Unnecessary distractions while in deep concentration can be highly frustrating. To help reduce inopportune interruptions, Ruggero Scorcioni – a participant at an AT&T Mobile App Hackathon – developed Good Times. The solution filters incoming phone calls based on the receiver’s mental state, all without any user intervention.
Good Times uses Necomimi Cat Ears – a headset that records brainwaves – and AT&T’s Call Management and M2M APIs to process brainwaves and automatically route calls based on the specific mental state. The technology is designed to redirect phone calls when users are mentally busy. Callers who have been redirected will receive the following automated response to eliminate distractions and interruptions during key periods of focus: "This is not a good time to call, please try again later.”

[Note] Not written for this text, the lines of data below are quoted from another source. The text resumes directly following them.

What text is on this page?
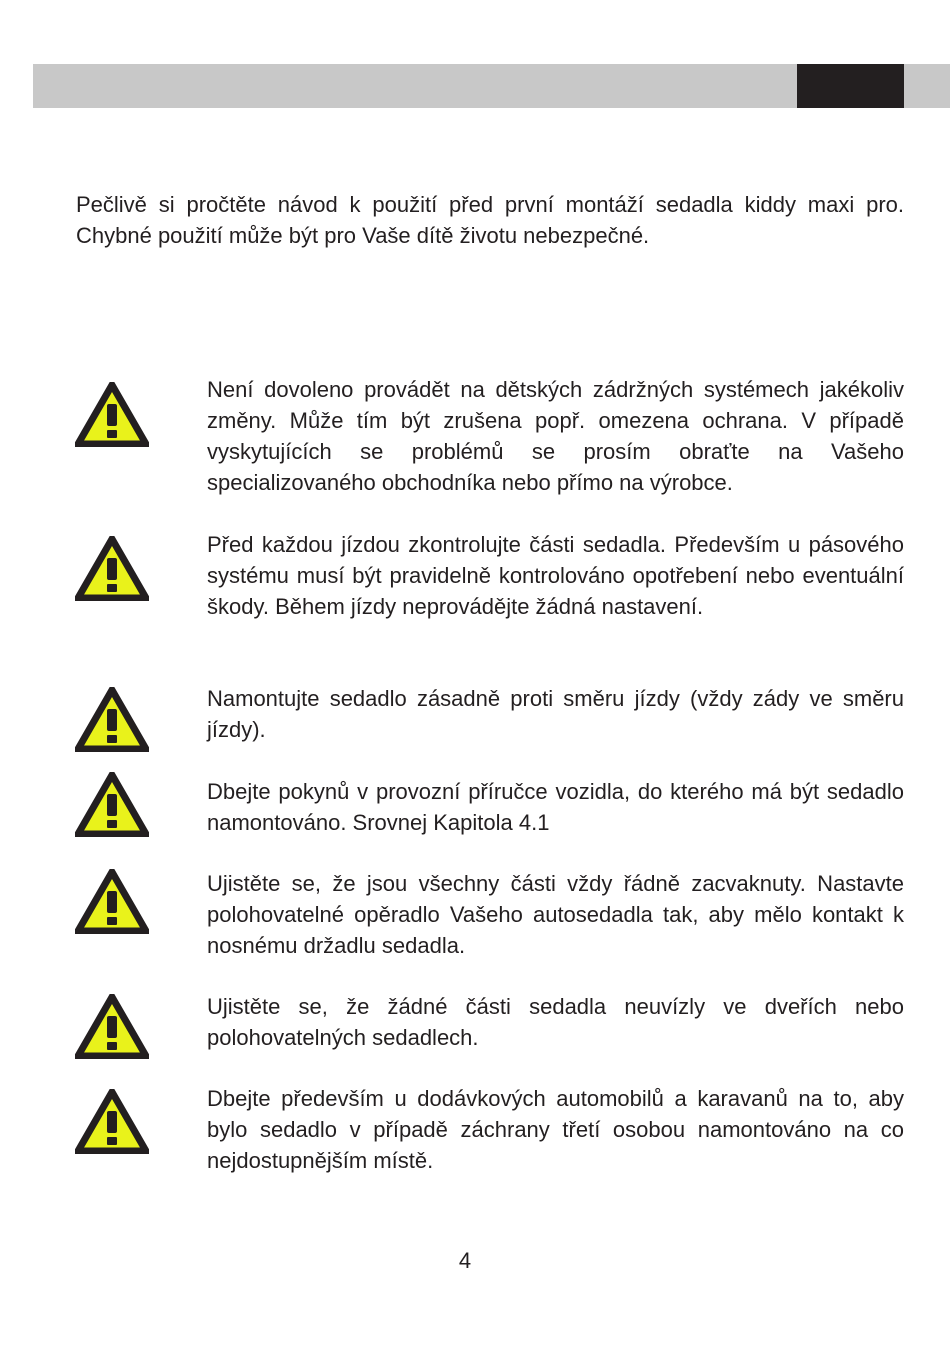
Pečlivě si pročtěte návod k použití před první montáží sedadla kiddy maxi pro. Chybné použití může být pro Vaše dítě životu nebezpečné.

Není dovoleno provádět na dětských zádržných systémech jakékoliv změny. Může tím být zrušena popř. omezena ochrana. V případě vyskytujících se problémů se prosím obraťte na Vašeho specializovaného obchodníka nebo přímo na výrobce.

Před každou jízdou zkontrolujte části sedadla. Především u pásového systému musí být pravidelně kontrolováno opotřebení nebo eventuální škody. Během jízdy neprovádějte žádná nastavení.

Namontujte sedadlo zásadně proti směru jízdy (vždy zády ve směru jízdy).

Dbejte pokynů v provozní příručce vozidla, do kterého má být sedadlo namontováno. Srovnej Kapitola 4.1

Ujistěte se, že jsou všechny části vždy řádně zacvaknuty. Nastavte polohovatelné opěradlo Vašeho autosedadla tak, aby mělo kontakt k nosnému držadlu sedadla.

Ujistěte se, že žádné části sedadla neuvízly ve dveřích nebo polohovatelných sedadlech.

Dbejte především u dodávkových automobilů a karavanů na to, aby bylo sedadlo v případě záchrany třetí osobou namontováno na co nejdostupnějším místě.

4
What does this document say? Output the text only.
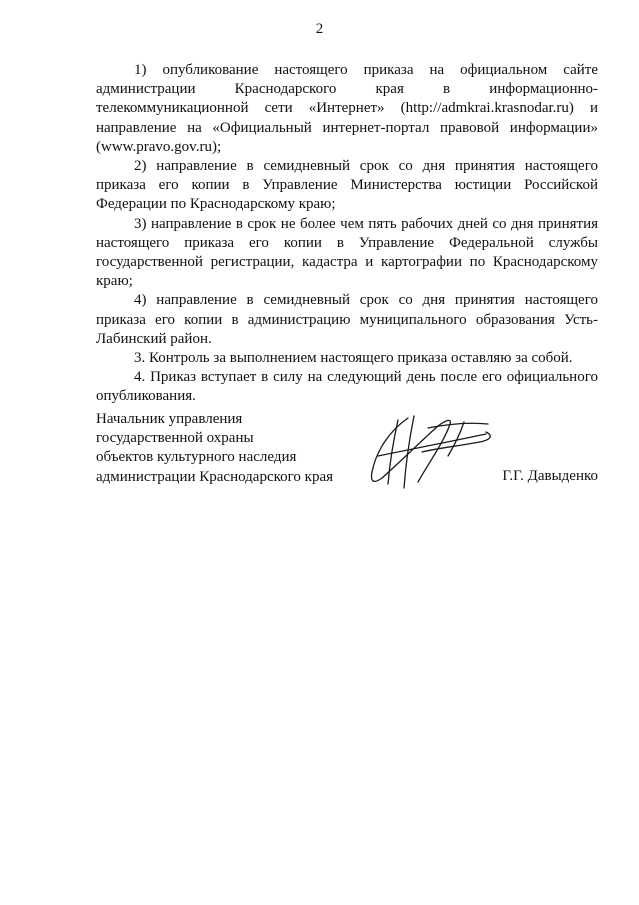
2

1) опубликование настоящего приказа на официальном сайте администрации Краснодарского края в информационно-телекоммуникационной сети «Интернет» (http://admkrai.krasnodar.ru) и направление на «Официальный интернет-портал правовой информации» (www.pravo.gov.ru);

2) направление в семидневный срок со дня принятия настоящего приказа его копии в Управление Министерства юстиции Российской Федерации по Краснодарскому краю;

3) направление в срок не более чем пять рабочих дней со дня принятия настоящего приказа его копии в Управление Федеральной службы государственной регистрации, кадастра и картографии по Краснодарскому краю;

4) направление в семидневный срок со дня принятия настоящего приказа его копии в администрацию муниципального образования Усть-Лабинский район.

3. Контроль за выполнением настоящего приказа оставляю за собой.

4. Приказ вступает в силу на следующий день после его официального опубликования.

Начальник управления
государственной охраны
объектов культурного наследия
администрации Краснодарского края	Г.Г. Давыденко
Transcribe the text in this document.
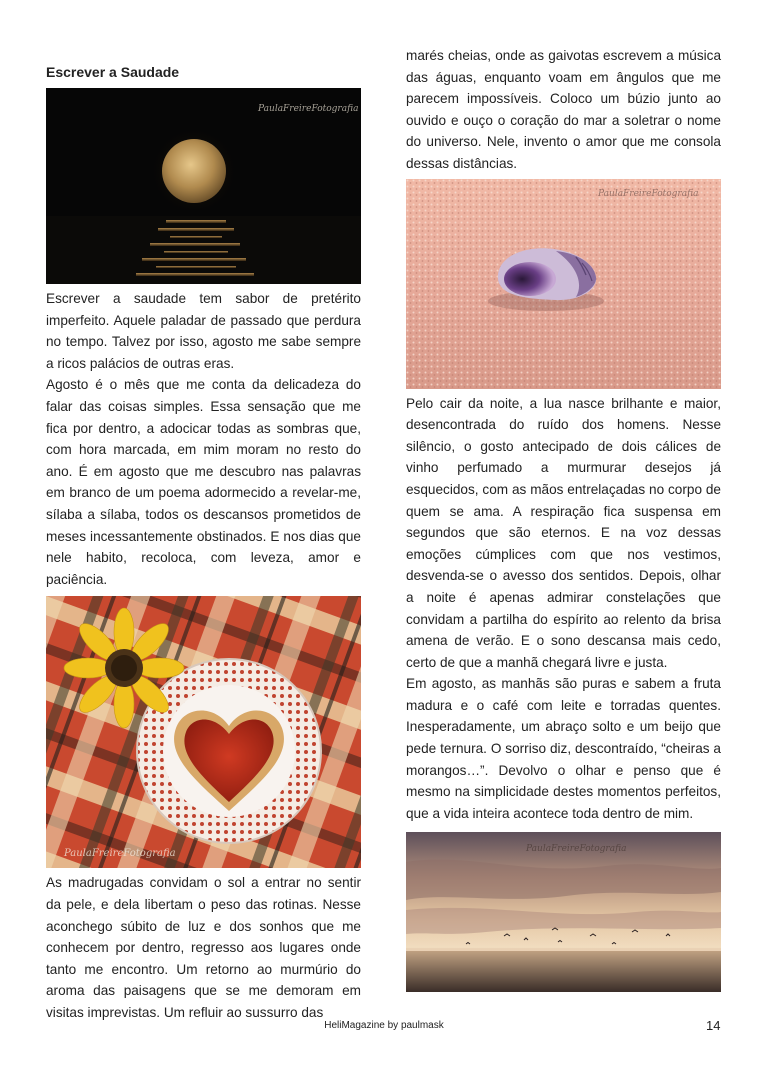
Escrever a Saudade
PaulaFreireFotografia

Escrever a saudade tem sabor de pretérito imperfeito. Aquele paladar de passado que perdura no tempo. Talvez por isso, agosto me sabe sempre a ricos palácios de outras eras.

Agosto é o mês que me conta da delicadeza do falar das coisas simples. Essa sensação que me fica por dentro, a adocicar todas as sombras que, com hora marcada, em mim moram no resto do ano. É em agosto que me descubro nas palavras em branco de um poema adormecido a revelar-me, sílaba a sílaba, todos os descansos prometidos de meses incessantemente obstinados. E nos dias que nele habito, recoloca, com leveza, amor e paciência.

PaulaFreireFotografia

As madrugadas convidam o sol a entrar no sentir da pele, e dela libertam o peso das rotinas. Nesse aconchego súbito de luz e dos sonhos que me conhecem por dentro, regresso aos lugares onde tanto me encontro. Um retorno ao murmúrio do aroma das paisagens que se me demoram em visitas imprevistas. Um refluir ao sussurro das

marés cheias, onde as gaivotas escrevem a música das águas, enquanto voam em ângulos que me parecem impossíveis. Coloco um búzio junto ao ouvido e ouço o coração do mar a soletrar o nome do universo. Nele, invento o amor que me consola dessas distâncias.

PaulaFreireFotografia

Pelo cair da noite, a lua nasce brilhante e maior, desencontrada do ruído dos homens. Nesse silêncio, o gosto antecipado de dois cálices de vinho perfumado a murmurar desejos já esquecidos, com as mãos entrelaçadas no corpo de quem se ama. A respiração fica suspensa em segundos que são eternos. E na voz dessas emoções cúmplices com que nos vestimos, desvenda-se o avesso dos sentidos. Depois, olhar a noite é apenas admirar constelações que convidam a partilha do espírito ao relento da brisa amena de verão. E o sono descansa mais cedo, certo de que a manhã chegará livre e justa.

Em agosto, as manhãs são puras e sabem a fruta madura e o café com leite e torradas quentes. Inesperadamente, um abraço solto e um beijo que pede ternura. O sorriso diz, descontraído, “cheiras a morangos…”. Devolvo o olhar e penso que é mesmo na simplicidade destes momentos perfeitos, que a vida inteira acontece toda dentro de mim.

PaulaFreireFotografia
HeliMagazine by paulmask	14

Resulting from a string of last minute decisions, Good Times was brought to life at an AT&T Mobile App Hackathon in January 2013. As one of the first 100 developers to arrive at the hackathon, Ruggero Scorcioni received a pair of Necomimi Cat Ears. Intrigued by the cat ears and deeply immersed in brainstorming, the idea that he would prototype during the 26-hour competition was sparked – a service that would merge the cat ears with AT&T’s Call Management and M2M APIs to automate the prevention of distractions while in deep concentration.
Good Times is currently in the prototype phase and highlights the first step in enabling brain states to control individual environments. Using the $30,000 prize money won at the AT&T hackathon, Scorcioni’s future plans for the prototype include support for headsets with Bluetooth capabilities and the development of more sophisticated algorithms to detect additional brain states. Future developments for this technology may include:
- “Always Allow” Capabilities. This enhancement would ensure calls from important individuals are never missed while still limiting distractions from those not on the “always allow” list.
- Good Tunes. As a natural extension of this technology, future algorithms could enable brainwaves to select the right music to best fit different brain states.
After working for IBM as a Software Architect in the IBM Rome Tivoli Lab, Ruggero Scorcioni moved to the United States where he obtained a Ph.D. in Computational Neuroscience at George Mason University. Before starting brainYno, his first startup, Scorcioni was an Associate Fellow at the Neurosciences Institute in La Jolla, Calif. Scorcioni has attended several AT&T Hackathons where he has met a great community of developers and learned more about the mobile business where he isn’t as familiar.